Correspondance de Gustave Flaubert/Tome 2/0202

Louis Conard (Volume 2p. 44-46).

202. À LOUISE COLET.
La Bouille. Vendredi soir.

Je reçois de Croisset votre lettre d’avant-hier. Encore des larmes, des récriminations et, ce qui est plus drôle, des injures. Et tout cela parce que je ne suis pas venu à un rendez-vous que je n’avais pas promis.

Vous me direz qu’il était entendu tacitement entre nous que je devais m’y rendre. Mais si je n’ai pu, s’il existait des motifs que vous ne pouviez connaître ? Alors que dans la colère égoïste de votre amour vous m’envoyez de si belles choses, s’il y avait des obstacles enfin, des obstacles insurmontables…

N’importe, n’est-ce pas ? Vous vous souciez fort peu de tout ce qui m’arrive. Qu’importe l’état où je suis ? Du moment que je ne quitte pas tout pour vous, j’ai tort, j’ai tort, et toujours tort.

Ah Louise ! vous dites que vous me plaignez ; eh bien, je vous plains aussi, car vous m’avez appris une triste chose : c’est qu’il y a tout autant d’amertume et de misères dans l’amour heureux que dans l’amour dédaigné.

Goutte à goutte, vous me les avez toutes distillées de façon, je vous jure, à n’en pas perdre le souvenir. Vous ne voulez pas du sentiment que j’ai pour vous, de cette pitié insultante qui ne provient, selon vous, que du remords. Ah ! vous parlez à un sourd. Je ne crois pas au remords. C’est un mot de mélodrame que je n’ai jamais cru vrai.

Vous déclarez que je devais au moins vous envoyer des fleurs le 29 juillet[1]. Vous savez bien que je n’admets pas davantage les devoirs. Vous frappez mal, en voulant frapper trop fort. Je ne ris pas de tout cela cependant comme vous le présumez, car je ne ris plus et pour cause ! Depuis quinze jours surtout, j’ai éprouvé de telles choses que j’en ai perdu l’habitude, pour le moment du moins. Cela reviendra peut-être.

Il me semble pourtant que la lettre que je vous ai écrite de Saint-Malo était affectueuse et bonne. Il paraît que non. Je me trompe peut-être.

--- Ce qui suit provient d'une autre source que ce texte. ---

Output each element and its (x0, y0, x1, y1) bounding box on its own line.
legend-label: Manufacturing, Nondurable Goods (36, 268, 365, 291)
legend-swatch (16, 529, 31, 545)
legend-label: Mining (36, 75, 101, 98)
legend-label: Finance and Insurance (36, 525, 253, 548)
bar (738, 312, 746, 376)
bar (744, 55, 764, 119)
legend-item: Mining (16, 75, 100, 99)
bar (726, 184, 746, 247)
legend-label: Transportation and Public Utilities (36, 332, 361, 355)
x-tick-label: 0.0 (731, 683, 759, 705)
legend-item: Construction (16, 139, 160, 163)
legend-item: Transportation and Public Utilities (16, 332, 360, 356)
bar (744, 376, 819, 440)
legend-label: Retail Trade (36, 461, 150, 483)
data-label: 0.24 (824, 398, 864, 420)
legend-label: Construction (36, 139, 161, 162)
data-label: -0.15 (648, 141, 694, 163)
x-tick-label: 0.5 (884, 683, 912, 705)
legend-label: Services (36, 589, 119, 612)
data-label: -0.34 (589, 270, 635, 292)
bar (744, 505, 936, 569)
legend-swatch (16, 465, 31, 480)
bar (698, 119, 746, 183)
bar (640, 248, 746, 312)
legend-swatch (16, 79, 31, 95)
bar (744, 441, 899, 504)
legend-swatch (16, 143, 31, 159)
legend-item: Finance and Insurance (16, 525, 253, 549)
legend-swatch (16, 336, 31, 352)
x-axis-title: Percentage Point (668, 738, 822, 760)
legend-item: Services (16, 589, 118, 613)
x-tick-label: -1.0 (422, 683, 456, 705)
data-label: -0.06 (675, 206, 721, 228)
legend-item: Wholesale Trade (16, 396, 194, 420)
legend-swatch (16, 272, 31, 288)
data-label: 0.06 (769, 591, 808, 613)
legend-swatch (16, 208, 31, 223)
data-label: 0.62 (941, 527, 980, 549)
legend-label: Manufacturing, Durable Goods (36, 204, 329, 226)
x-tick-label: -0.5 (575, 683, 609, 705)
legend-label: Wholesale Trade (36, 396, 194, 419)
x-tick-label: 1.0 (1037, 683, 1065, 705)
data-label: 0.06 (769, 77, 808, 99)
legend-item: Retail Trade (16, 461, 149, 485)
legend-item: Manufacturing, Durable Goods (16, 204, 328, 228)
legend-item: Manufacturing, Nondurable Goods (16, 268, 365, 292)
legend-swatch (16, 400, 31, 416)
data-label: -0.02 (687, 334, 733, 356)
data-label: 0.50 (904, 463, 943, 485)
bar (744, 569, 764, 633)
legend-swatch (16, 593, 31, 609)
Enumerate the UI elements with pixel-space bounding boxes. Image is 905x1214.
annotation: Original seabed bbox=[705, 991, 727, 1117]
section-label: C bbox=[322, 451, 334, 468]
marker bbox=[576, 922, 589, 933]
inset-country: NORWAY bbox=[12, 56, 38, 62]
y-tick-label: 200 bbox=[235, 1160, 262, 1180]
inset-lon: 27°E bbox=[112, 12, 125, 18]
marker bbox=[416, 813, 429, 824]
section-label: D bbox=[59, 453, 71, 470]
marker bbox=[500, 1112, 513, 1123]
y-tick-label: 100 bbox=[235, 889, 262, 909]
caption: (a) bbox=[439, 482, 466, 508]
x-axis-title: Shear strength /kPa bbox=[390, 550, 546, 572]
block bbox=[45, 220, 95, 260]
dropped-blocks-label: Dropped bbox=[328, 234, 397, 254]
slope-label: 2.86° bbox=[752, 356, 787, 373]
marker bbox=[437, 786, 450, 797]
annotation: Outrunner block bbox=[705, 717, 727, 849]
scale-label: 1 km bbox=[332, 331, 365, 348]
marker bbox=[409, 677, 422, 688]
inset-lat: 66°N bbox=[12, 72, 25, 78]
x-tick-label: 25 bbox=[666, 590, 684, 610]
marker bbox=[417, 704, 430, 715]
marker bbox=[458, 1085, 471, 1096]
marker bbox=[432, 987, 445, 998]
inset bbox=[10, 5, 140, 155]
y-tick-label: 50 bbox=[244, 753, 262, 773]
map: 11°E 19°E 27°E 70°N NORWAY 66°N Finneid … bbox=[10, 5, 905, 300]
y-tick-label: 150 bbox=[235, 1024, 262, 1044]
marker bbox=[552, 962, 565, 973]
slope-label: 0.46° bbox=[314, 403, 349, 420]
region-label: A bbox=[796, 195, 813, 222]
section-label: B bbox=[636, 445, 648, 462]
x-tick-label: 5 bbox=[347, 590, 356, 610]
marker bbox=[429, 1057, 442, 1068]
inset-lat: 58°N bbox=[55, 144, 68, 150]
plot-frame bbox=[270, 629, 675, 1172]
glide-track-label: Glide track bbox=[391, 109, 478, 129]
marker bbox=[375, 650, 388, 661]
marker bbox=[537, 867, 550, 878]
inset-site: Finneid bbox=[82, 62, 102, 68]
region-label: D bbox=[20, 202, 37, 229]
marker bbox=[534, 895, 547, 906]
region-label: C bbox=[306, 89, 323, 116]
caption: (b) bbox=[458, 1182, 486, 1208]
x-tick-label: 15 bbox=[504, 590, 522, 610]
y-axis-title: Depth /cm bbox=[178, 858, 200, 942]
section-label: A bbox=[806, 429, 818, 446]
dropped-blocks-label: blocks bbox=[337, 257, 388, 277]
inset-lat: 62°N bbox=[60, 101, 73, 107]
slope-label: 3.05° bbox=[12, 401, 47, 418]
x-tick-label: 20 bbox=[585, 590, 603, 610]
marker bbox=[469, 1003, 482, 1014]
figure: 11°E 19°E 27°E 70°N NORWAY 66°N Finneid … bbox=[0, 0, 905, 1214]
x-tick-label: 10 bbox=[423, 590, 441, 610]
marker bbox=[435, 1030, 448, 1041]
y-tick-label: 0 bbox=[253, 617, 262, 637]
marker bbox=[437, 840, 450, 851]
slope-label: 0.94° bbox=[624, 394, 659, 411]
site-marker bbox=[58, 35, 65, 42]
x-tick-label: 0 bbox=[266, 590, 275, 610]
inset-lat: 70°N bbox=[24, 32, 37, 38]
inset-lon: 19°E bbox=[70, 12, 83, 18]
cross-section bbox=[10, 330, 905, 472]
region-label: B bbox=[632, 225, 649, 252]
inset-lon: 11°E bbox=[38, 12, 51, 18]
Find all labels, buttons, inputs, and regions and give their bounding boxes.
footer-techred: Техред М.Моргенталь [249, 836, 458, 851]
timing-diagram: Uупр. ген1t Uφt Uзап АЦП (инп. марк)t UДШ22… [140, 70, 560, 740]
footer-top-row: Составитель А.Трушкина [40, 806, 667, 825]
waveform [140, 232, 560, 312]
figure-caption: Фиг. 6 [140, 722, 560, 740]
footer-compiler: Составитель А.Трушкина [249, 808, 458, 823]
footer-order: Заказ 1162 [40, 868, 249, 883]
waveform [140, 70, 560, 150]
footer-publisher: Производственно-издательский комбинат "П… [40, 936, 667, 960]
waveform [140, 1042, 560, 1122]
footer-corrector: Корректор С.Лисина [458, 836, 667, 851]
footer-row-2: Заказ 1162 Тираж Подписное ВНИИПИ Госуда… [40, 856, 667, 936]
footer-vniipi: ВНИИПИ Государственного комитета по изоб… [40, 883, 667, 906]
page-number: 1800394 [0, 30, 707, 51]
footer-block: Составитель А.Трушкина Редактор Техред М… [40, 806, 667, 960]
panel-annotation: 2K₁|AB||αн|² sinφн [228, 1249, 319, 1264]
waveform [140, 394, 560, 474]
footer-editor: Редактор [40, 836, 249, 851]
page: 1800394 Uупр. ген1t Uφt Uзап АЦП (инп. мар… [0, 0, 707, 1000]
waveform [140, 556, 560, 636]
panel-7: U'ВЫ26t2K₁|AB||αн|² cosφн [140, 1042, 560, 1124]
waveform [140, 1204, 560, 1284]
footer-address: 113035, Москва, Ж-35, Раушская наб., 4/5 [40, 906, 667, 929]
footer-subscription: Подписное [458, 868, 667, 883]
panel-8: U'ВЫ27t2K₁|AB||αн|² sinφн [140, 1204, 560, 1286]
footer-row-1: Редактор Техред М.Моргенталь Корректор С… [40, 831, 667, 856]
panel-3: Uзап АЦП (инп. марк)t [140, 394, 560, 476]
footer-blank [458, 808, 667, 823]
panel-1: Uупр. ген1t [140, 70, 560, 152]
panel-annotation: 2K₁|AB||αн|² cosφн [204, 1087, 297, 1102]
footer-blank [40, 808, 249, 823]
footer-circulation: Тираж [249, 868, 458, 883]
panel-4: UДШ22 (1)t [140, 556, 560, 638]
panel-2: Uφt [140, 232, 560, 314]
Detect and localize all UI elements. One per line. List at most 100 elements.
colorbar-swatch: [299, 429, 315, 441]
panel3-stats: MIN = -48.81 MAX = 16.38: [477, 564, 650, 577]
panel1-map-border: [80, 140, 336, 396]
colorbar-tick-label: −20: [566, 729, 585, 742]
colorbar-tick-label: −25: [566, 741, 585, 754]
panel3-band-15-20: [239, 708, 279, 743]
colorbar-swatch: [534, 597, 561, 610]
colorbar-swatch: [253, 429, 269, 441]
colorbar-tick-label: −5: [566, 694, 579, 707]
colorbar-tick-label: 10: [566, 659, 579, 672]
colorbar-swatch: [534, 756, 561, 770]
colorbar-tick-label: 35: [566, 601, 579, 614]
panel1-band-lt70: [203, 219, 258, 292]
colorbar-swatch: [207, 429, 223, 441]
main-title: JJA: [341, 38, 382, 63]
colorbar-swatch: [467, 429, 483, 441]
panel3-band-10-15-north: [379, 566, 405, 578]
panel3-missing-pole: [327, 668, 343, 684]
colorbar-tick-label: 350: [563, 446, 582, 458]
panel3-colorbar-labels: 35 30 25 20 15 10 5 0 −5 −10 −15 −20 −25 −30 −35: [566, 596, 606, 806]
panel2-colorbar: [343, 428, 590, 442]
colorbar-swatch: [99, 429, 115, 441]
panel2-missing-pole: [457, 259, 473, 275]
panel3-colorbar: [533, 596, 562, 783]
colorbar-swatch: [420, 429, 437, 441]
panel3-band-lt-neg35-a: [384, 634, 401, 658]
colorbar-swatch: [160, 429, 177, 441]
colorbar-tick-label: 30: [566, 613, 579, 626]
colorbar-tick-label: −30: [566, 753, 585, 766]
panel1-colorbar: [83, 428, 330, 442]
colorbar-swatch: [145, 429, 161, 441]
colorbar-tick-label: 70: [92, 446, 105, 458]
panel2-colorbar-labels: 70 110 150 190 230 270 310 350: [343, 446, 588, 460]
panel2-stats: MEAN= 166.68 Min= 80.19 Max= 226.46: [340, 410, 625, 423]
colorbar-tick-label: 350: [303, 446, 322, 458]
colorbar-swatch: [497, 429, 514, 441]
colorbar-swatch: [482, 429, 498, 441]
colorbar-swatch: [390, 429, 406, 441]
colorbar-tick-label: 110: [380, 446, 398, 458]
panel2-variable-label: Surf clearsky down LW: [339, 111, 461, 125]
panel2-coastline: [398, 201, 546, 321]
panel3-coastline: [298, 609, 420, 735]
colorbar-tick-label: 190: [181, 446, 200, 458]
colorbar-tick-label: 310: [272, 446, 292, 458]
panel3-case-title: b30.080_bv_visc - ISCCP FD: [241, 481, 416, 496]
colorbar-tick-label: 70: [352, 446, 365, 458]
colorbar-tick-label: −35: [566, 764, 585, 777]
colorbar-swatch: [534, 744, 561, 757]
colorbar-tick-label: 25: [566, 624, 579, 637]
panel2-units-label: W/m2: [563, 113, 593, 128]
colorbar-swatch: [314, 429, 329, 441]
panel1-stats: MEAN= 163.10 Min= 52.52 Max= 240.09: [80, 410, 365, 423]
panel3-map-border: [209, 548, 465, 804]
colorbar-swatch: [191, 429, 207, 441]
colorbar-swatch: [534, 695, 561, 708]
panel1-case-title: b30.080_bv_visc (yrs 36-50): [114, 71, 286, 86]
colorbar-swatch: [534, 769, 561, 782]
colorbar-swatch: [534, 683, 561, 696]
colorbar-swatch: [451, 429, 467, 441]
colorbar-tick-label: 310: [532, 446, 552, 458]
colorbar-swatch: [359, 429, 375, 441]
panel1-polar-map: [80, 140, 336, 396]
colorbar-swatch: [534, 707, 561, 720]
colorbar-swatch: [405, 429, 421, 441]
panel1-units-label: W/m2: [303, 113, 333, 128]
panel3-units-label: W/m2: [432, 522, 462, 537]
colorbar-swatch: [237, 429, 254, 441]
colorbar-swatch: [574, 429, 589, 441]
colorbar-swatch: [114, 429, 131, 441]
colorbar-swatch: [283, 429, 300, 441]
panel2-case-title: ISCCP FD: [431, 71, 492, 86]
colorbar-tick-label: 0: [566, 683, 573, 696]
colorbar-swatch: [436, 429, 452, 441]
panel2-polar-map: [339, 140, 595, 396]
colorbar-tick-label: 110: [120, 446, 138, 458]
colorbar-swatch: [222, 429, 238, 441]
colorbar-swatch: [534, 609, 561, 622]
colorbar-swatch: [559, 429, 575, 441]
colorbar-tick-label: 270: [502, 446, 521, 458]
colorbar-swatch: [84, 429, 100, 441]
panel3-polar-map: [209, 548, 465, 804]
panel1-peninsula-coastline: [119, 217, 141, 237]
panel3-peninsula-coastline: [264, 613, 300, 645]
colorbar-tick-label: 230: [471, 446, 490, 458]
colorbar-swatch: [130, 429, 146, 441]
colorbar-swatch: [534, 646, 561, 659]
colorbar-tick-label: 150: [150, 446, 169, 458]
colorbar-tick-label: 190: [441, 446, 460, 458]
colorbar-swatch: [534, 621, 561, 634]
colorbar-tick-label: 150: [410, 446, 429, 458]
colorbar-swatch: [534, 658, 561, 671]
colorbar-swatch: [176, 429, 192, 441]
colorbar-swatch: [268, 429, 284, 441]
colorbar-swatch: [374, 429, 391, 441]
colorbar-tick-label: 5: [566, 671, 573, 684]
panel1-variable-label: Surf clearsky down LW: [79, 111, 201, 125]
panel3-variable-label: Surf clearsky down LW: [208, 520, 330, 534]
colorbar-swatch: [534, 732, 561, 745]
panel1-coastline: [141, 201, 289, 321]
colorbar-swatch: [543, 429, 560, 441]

Vous êtes comme les autres après tout, comme tout le monde. J’ai beau faire tout ce que je peux, je blesse toujours. Et moi ? Ah mais, on suppose toujours que non. C’est comme un homme qui en tombant d’un clocher en écrase un autre dans sa chute : on plaint beaucoup celui qui a été écrasé, mais celui qui, en écrasant, a été brisé du coup, ah bah ! c’était sa faute !

Quant à la lettre de Fougères, je ne l’ai pas reçue. J’avais dit qu’on la fît suivre à Trouville. À Trouville elle n’y était pas. J’ai écrit hier pour la ravoir. Je suis revenu vite, en toute hâte, et je n’ai pu par conséquent l’avoir. Nous sommes revenus quinze jours plus tôt que nous ne le devions primitivement, ma mère m’ayant écrit de revenir le plus tôt possible. Le pays est accablé de maladies d’enfants. Elle a fui de Croisset et s’est logée ici dans un taudis où j’ai le bonheur d’être. D’un moment à l’autre je m’attends à voir son enfant crever comme un pétard. J’y crois parce que je le redoute et que les choses que je crains ont l’habitude de se réaliser. Voilà pourquoi Max est revenu si vite à Paris, et juste le 29, sans qu’il y eût pour cela la moindre intention ironique, soyez-en bien sûre. Je n’ai pas le cœur à l’ironie, vu le pétrin où je suis plongé. Tout me craque dans les mains pour le quart d’heure, parents, amis, argent, et vous, vous sur qui je comptais toujours !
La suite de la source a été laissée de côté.